Some of the multitudes voting against the plan that has been endorsed by Bosnia’s Muslims and Croats contend with a note of bravado that they could repel threatened Western air strikes.

“The West can try military intervention, but we will be the winners,” insisted Boro Borovcanin, a former postal worker who fled Sarajevo more than a year ago to take up arms with fellow Serbs rebelling against independence.

Advertisement

Asked how he could be confident that the Bosnian Serbs’ tiny self-proclaimed state could withstand a multinational invasion, Borovcanin replied with all sincerity: “Because we Serbs cannot be defeated.”

Others are less confident of their chances if eventually confronted by Western force. But they appeared no less intent on casting votes likely to invite it.

Nenad Tesic, a Serb fighter in the central town of Han Pijesak, said he was frightened of the consequences of what he said would surely be an overwhelming “no” vote.

“Of course I’m afraid.
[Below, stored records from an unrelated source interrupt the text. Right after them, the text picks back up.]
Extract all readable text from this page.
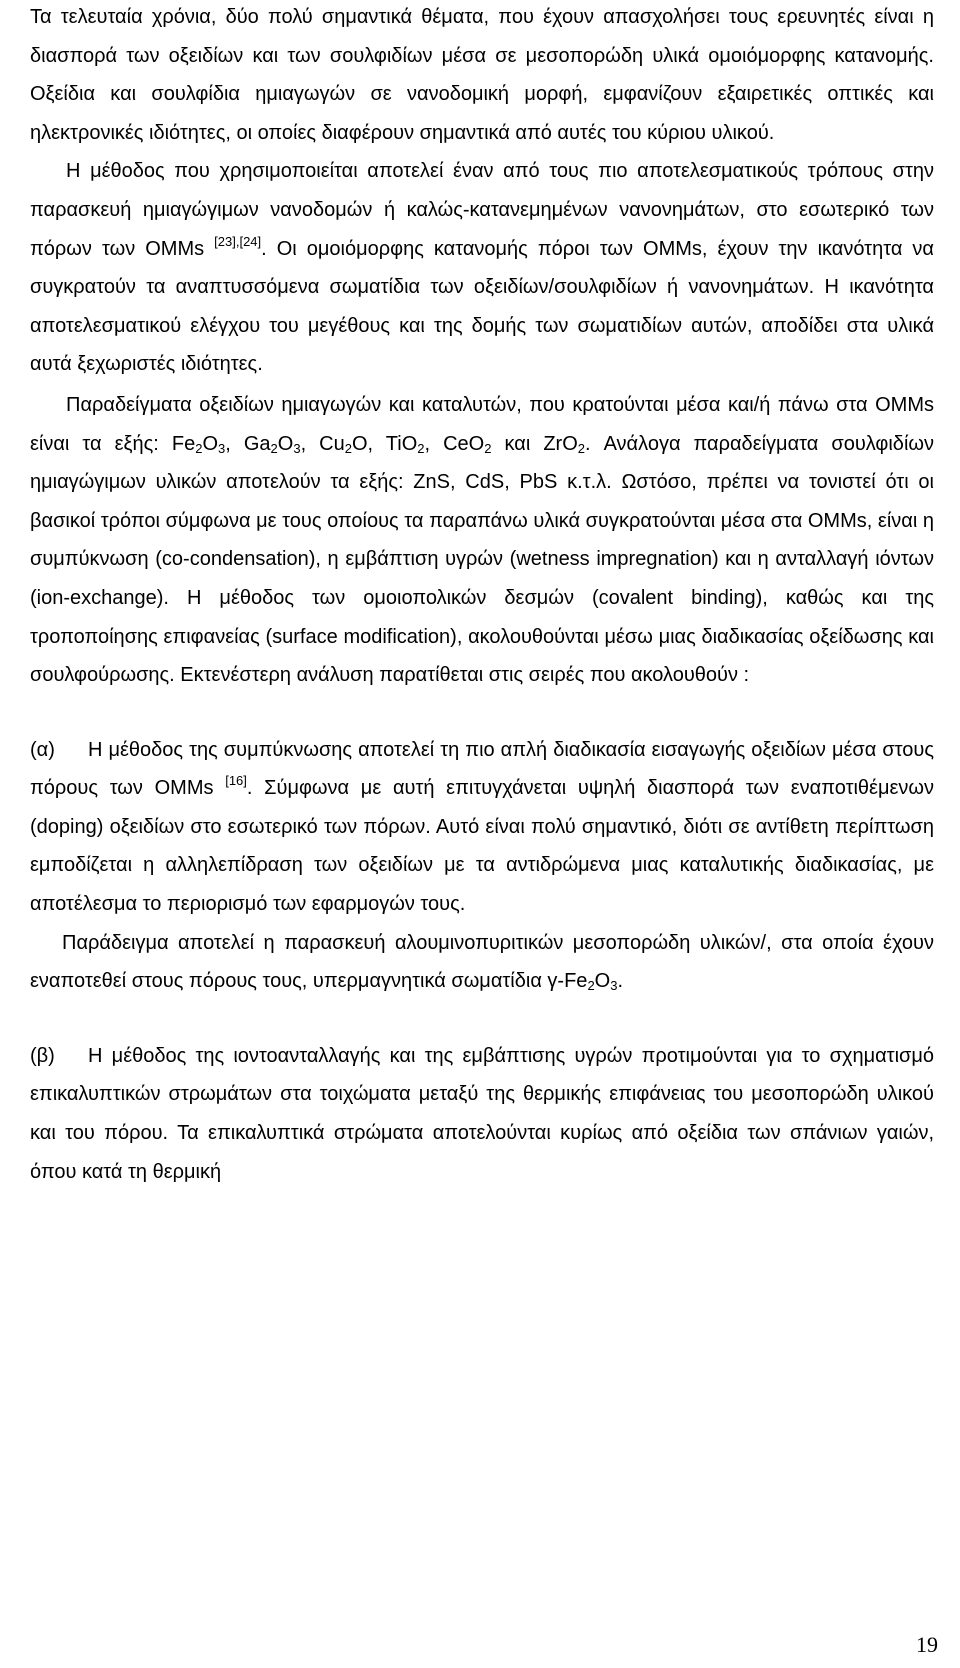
Τα τελευταία χρόνια, δύο πολύ σημαντικά θέματα, που έχουν απασχολήσει τους ερευνητές είναι η διασπορά των οξειδίων και των σουλφιδίων μέσα σε μεσοπορώδη υλικά ομοιόμορφης κατανομής. Οξείδια και σουλφίδια ημιαγωγών σε νανοδομική μορφή, εμφανίζουν εξαιρετικές οπτικές και ηλεκτρονικές ιδιότητες, οι οποίες διαφέρουν σημαντικά από αυτές του κύριου υλικού.

Η μέθοδος που χρησιμοποιείται αποτελεί έναν από τους πιο αποτελεσματικούς τρόπους στην παρασκευή ημιαγώγιμων νανοδομών ή καλώς-κατανεμημένων νανονημάτων, στο εσωτερικό των πόρων των OMMs [23],[24]. Οι ομοιόμορφης κατανομής πόροι των OMMs, έχουν την ικανότητα να συγκρατούν τα αναπτυσσόμενα σωματίδια των οξειδίων/σουλφιδίων ή νανονημάτων. Η ικανότητα αποτελεσματικού ελέγχου του μεγέθους και της δομής των σωματιδίων αυτών, αποδίδει στα υλικά αυτά ξεχωριστές ιδιότητες.

Παραδείγματα οξειδίων ημιαγωγών και καταλυτών, που κρατούνται μέσα και/ή πάνω στα OMMs είναι τα εξής: $Fe_2O_3$, $Ga_2O_3$, $Cu_2O$, TiO$_2$, CeO$_2$ και ZrO$_2$. Ανάλογα παραδείγματα σουλφιδίων ημιαγώγιμων υλικών αποτελούν τα εξής: ZnS, CdS, PbS κ.τ.λ. Ωστόσο, πρέπει να τονιστεί ότι οι βασικοί τρόποι σύμφωνα με τους οποίους τα παραπάνω υλικά συγκρατούνται μέσα στα OMMs, είναι η συμπύκνωση (co-condensation), η εμβάπτιση υγρών (wetness impregnation) και η ανταλλαγή ιόντων (ion-exchange). Η μέθοδος των ομοιοπολικών δεσμών (covalent binding), καθώς και της τροποποίησης επιφανείας (surface modification), ακολουθούνται μέσω μιας διαδικασίας οξείδωσης και σουλφούρωσης. Εκτενέστερη ανάλυση παρατίθεται στις σειρές που ακολουθούν :

(α) Η μέθοδος της συμπύκνωσης αποτελεί τη πιο απλή διαδικασία εισαγωγής οξειδίων μέσα στους πόρους των OMMs [16]. Σύμφωνα με αυτή επιτυγχάνεται υψηλή διασπορά των εναποτιθέμενων (doping) οξειδίων στο εσωτερικό των πόρων. Αυτό είναι πολύ σημαντικό, διότι σε αντίθετη περίπτωση εμποδίζεται η αλληλεπίδραση των οξειδίων με τα αντιδρώμενα μιας καταλυτικής διαδικασίας, με αποτέλεσμα το περιορισμό των εφαρμογών τους.

Παράδειγμα αποτελεί η παρασκευή αλουμινοπυριτικών μεσοπορώδη υλικών/, στα οποία έχουν εναποτεθεί στους πόρους τους, υπερμαγνητικά σωματίδια $\gamma-Fe_2O_3$.

(β) Η μέθοδος της ιοντοανταλλαγής και της εμβάπτισης υγρών προτιμούνται για το σχηματισμό επικαλυπτικών στρωμάτων στα τοιχώματα μεταξύ της θερμικής επιφάνειας του μεσοπορώδη υλικού και του πόρου. Τα επικαλυπτικά στρώματα αποτελούνται κυρίως από οξείδια των σπάνιων γαιών, όπου κατά τη θερμική

19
This is war and people die in wars, but it is going to continue whether we support the Vance-Owen plan or not,” said the gaunt gunman voting with his wife. “This plan is terrible. The one thing it doesn’t allow for is peace.”

Under the terms of the Vance-Owen proposal, Bosnian Serbs would have to withdraw their soldiers and armor from nearly half of the territory they have taken by force and expunged of the Muslims and Croats who outnumbered them, 2 to 1, before the war.
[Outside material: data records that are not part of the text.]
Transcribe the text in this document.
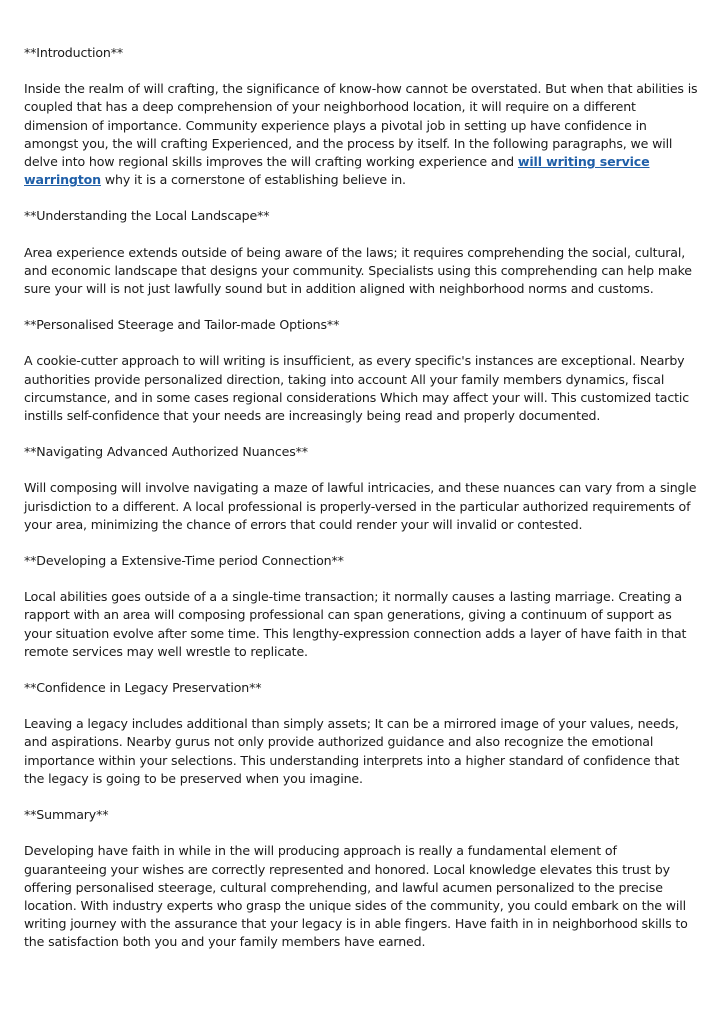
**Introduction**

Inside the realm of will crafting, the significance of know-how cannot be overstated. But when that abilities is coupled that has a deep comprehension of your neighborhood location, it will require on a different dimension of importance. Community experience plays a pivotal job in setting up have confidence in amongst you, the will crafting Experienced, and the process by itself. In the following paragraphs, we will delve into how regional skills improves the will crafting working experience and will writing service warrington why it is a cornerstone of establishing believe in.

**Understanding the Local Landscape**

Area experience extends outside of being aware of the laws; it requires comprehending the social, cultural, and economic landscape that designs your community. Specialists using this comprehending can help make sure your will is not just lawfully sound but in addition aligned with neighborhood norms and customs.

**Personalised Steerage and Tailor-made Options**

A cookie-cutter approach to will writing is insufficient, as every specific's instances are exceptional. Nearby authorities provide personalized direction, taking into account All your family members dynamics, fiscal circumstance, and in some cases regional considerations Which may affect your will. This customized tactic instills self-confidence that your needs are increasingly being read and properly documented.

**Navigating Advanced Authorized Nuances**

Will composing will involve navigating a maze of lawful intricacies, and these nuances can vary from a single jurisdiction to a different. A local professional is properly-versed in the particular authorized requirements of your area, minimizing the chance of errors that could render your will invalid or contested.

**Developing a Extensive-Time period Connection**

Local abilities goes outside of a a single-time transaction; it normally causes a lasting marriage. Creating a rapport with an area will composing professional can span generations, giving a continuum of support as your situation evolve after some time. This lengthy-expression connection adds a layer of have faith in that remote services may well wrestle to replicate.

**Confidence in Legacy Preservation**

Leaving a legacy includes additional than simply assets; It can be a mirrored image of your values, needs, and aspirations. Nearby gurus not only provide authorized guidance and also recognize the emotional importance within your selections. This understanding interprets into a higher standard of confidence that the legacy is going to be preserved when you imagine.

**Summary**

Developing have faith in while in the will producing approach is really a fundamental element of guaranteeing your wishes are correctly represented and honored. Local knowledge elevates this trust by offering personalised steerage, cultural comprehending, and lawful acumen personalized to the precise location. With industry experts who grasp the unique sides of the community, you could embark on the will writing journey with the assurance that your legacy is in able fingers. Have faith in in neighborhood skills to the satisfaction both you and your family members have earned.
With the help of mercenaries and military supplies from the Serbian nationalist leadership in Belgrade, Bosnia’s Serb rebels have taken control of more than 70% of the republic.

Advertisement

Serbian President Slobodan Milosevic, however, has recently dropped support for his Bosnian brothers under the strain of severe U.N. sanctions that have hastened Serbia’s economic collapse.

While some hard-line Bosnian Serb leaders have labeled Milosevic a turncoat, most average people have accepted the official line that he was acting under unfair pressure from Western mediators.

“He was squeezed and blackmailed by the international community and probably had no choice,” Karadzic said in an interview at his Pale headquarters. “We are not angry with him. We are sad rather than angry. We know he is responsible to his own country and was under terrible pressure.”

Svjeta Maksimovic, a 24-year-old peasant in the eastern village of Buljevici, said she is convinced that Milosevic is still behind Bosnian Serbs “in his heart.”

Nearly half of the estimated 1 million Bosnian Serbs eligible to vote had cast ballots by Saturday evening, said Rada Radovic, a spokeswoman for the referendum press center. Voting was to continue today, and results are expected Wednesday.